Dann, auf das Kommando des Regisseurs hin, der nun die Regie in seinem Leben übernommen hat, wird ein weisser Vorhang weggezogen und dahinter verbirgt sich eine lange, steile Treppe. Auf ihren Stufen stehen sie nun alle, und auf ein weiteres Kommando hin beginnen sie, sich miteinander unterhaltend, die Treppe hinunterzugehen. Die Kulisse nimmt immer mehr die Form einer Manege an, in der sich alle bei der Hand nehmen und im Kreis tanzen. Die Clowns spielen, bis die Nacht fällt.

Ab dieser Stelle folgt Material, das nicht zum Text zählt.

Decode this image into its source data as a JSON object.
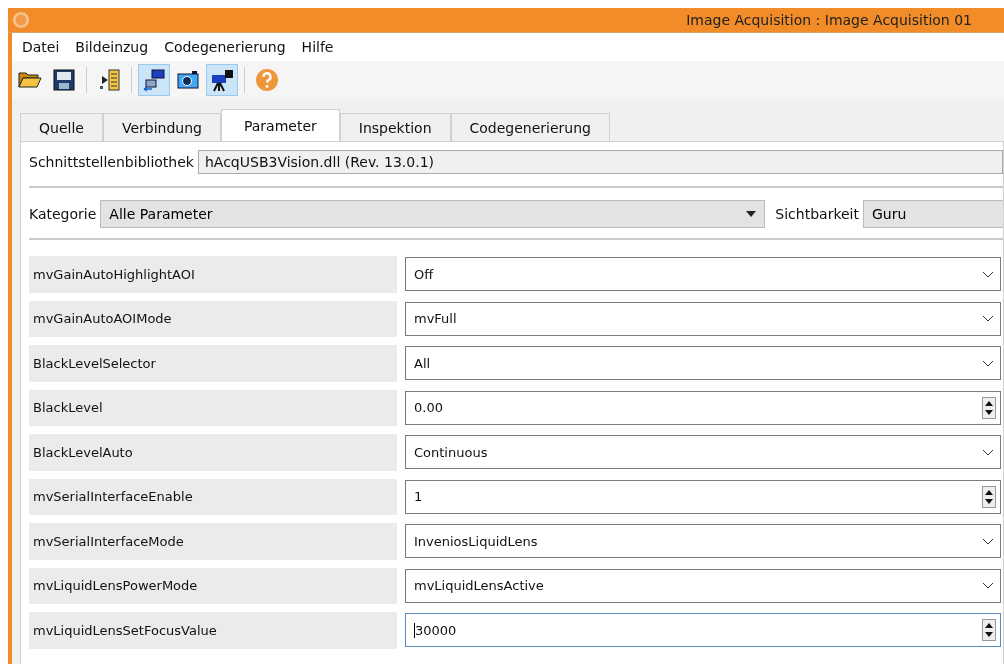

Das persönliche Ende: Sie küssten und sie schlugen ihn von François Truffaut endet mit einer langen Kamerafahrt. Der Junge Antoine, der von allen Erwachsenen in Stich gelassen wurde – auch von den Eltern –, wird für das Stehlen einer Schreibmaschine in eine Besserungsanstalt gesteckt. Schon immer wollte er das Meer sehen, also bricht er eines Tages aus und macht sich auf den Weg zum Meer. Will er flüchten, oder will er nur seinen Traum verwirklichen? Die Kamera fährt parallel zu ihm, minutenlang sehen wir ihm beim Laufen zu. Als er dann an der Küste ist, macht er einige Schritte ins Wasser, aber weiter kommt er nicht.

Das Meer ist Sehnsuchtsort und Falle zugleich. Er läuft kurz orientierungslos umher, kommt wie zufällig in die Nähe der Kamera und blickt in der letzten Einstellung mir, dem Zuschauer, in die Augen. Ein Moment höchster In­timität. Eine Komplizenschaft zwischen uns beiden. Was will er mir sagen? «Verstecke mich!» Oder: «Kennst du einen Ausweg?» Oder: «Und wie steht es mit dir?»

Als sich die Blicke Antoines in meine Augen versenken, berühren und durchdringen sich Film und Wirklichkeit. Sein Leben geht in meines über. Für einen Augenblick ist das Ende aufgehoben.

Catalin Dorian Florescu
*1967 in Timisoara, Rumänien. 1982 zweite Flucht mit den Eltern in den Westen, seitdem in der Schweiz wohnhaft. Hochschulstudium der Psychologie und Psychopathologie an der Universität Zürich, von 1995 bis 2001 als psychotherapeutischer Begleiter in einem Rehabilitationszentrum für Drogenabhängige tätig. Weiterbildung in Gestalttherapie. Mit Jacob beschliesst zu lieben (C. H. Beck Verlag 2011) gewann er den Schweizer Buchpreis.